Judge McGINLEY joins in this dissenting opinion.
.Act of July 23, 1970, P.L. 563, as amended, 43 P.S. § 1101.1201(a). Section 1201(a) of the Act provides, in relevant part:
(a) Public employers, their agents or representatives are prohibited from:
(1) Interfering, restraining or coercing employes in the exercise of the rights guaranteed in Article IV of this act.
* * *
(5) Refusing to bargain collectively in good faith with an employe representative which is the exclusive representative of employes in an appropriate unit, including but not limited to the discussing of grievances with the exclusive representative.
. See Pennsylvania Labor Relations Board v. Mars Area School District, 480 Pa. 295, 389 A.2d 1073 (1978); Snyder County Prison Board v. Pennsylvania Labor Relations Board, 912 A.2d 356 (Pa.Cmwlth.2006), appeal denied, 593 Pa. 730, 928 A.2d 1292 (2007).
. The Board did not adopt the hearing examiner’s proposed decision and order that would have found that the County committed an unfair labor practice because the requests for *63proposals, press releases and the Workforce Investment Act (WIA) Chief Elected Official Agreement all discussed cooperation between the WIB and the Commissioners, and the requests also contained language requiring Commissioner approval before contracts could be awarded. The hearing examiner found that the County could not claim that the Luzerne/Schuylkill WIB’s decision was beyond its control. The hearing examiner, therefore, proposed that the County be ordered to rescind the contracts for Title I and EARN programs and return that work to the agency. Because while the Board is free to find facts differently, the facts the hearing examiner used in arriving at his conclusion are undisputed. I believe those facts establish that the County was in complete control of the decision to contract out the work.

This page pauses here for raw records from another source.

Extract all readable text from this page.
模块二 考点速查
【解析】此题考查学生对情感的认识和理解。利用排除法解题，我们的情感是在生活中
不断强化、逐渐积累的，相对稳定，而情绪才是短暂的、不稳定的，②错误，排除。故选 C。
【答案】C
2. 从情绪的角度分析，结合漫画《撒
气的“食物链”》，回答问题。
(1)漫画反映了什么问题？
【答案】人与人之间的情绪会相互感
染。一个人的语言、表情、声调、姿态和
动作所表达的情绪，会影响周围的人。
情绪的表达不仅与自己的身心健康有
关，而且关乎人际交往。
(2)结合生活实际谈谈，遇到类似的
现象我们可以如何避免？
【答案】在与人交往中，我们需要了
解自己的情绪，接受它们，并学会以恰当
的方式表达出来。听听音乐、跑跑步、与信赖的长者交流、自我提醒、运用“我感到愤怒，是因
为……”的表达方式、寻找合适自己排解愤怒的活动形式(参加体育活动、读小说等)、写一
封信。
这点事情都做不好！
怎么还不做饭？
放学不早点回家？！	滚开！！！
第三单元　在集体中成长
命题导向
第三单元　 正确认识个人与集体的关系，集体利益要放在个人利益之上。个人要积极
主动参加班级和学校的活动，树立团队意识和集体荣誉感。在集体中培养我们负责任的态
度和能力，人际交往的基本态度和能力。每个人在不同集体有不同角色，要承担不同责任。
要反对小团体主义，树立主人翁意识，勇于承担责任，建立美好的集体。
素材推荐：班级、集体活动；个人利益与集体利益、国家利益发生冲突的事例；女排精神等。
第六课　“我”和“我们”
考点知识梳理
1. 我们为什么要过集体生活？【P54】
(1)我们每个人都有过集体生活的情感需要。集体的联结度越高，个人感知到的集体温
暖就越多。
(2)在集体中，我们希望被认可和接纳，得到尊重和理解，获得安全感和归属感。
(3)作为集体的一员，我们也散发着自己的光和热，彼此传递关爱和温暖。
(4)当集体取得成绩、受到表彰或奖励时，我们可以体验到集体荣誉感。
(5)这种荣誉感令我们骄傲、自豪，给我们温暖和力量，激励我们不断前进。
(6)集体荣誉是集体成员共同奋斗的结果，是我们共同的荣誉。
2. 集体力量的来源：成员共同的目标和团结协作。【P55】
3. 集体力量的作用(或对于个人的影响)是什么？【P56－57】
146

. Act of December 18, 2001, P.L. 949, as amended, 24 P.S. §§ 6250.101-6250.1502.
. In conjunction with developing the local plan, the local WIB, chief elected official and the Governor negotiate the local levels of performance for the local workforce investment area as described in Section 136(c) of the *64WIA, 29 U.S.C. § 2871(c), which are to be used "by the local board for measuring the performance of the local fiscal agent (where appropriate), eligible providers, and the one-stop delivery system, in the local area.” 29 U.S.C. § 2833(b)(3) (emphasis added). See also 20 C.F.R. §§ 663.510(d), (e), .515, .535 (setting forth the local board’s responsibilities in managing the eligible provider process). Thus, it is the local WIB and not the chief elected official or participating county that is responsible for monitoring the performance of those entities providing WIA services.
. Usually, when this provision and provisions like it are "compromised,” it is because it is more expeditious to do so, i.e., it is easier to get something done without the hassle of applying pesky governmental laws such as bonding or insurance or, for that matter, public accountability. Another reason given is "let’s get the politics out of it” which usually means "let's get the public out of it.”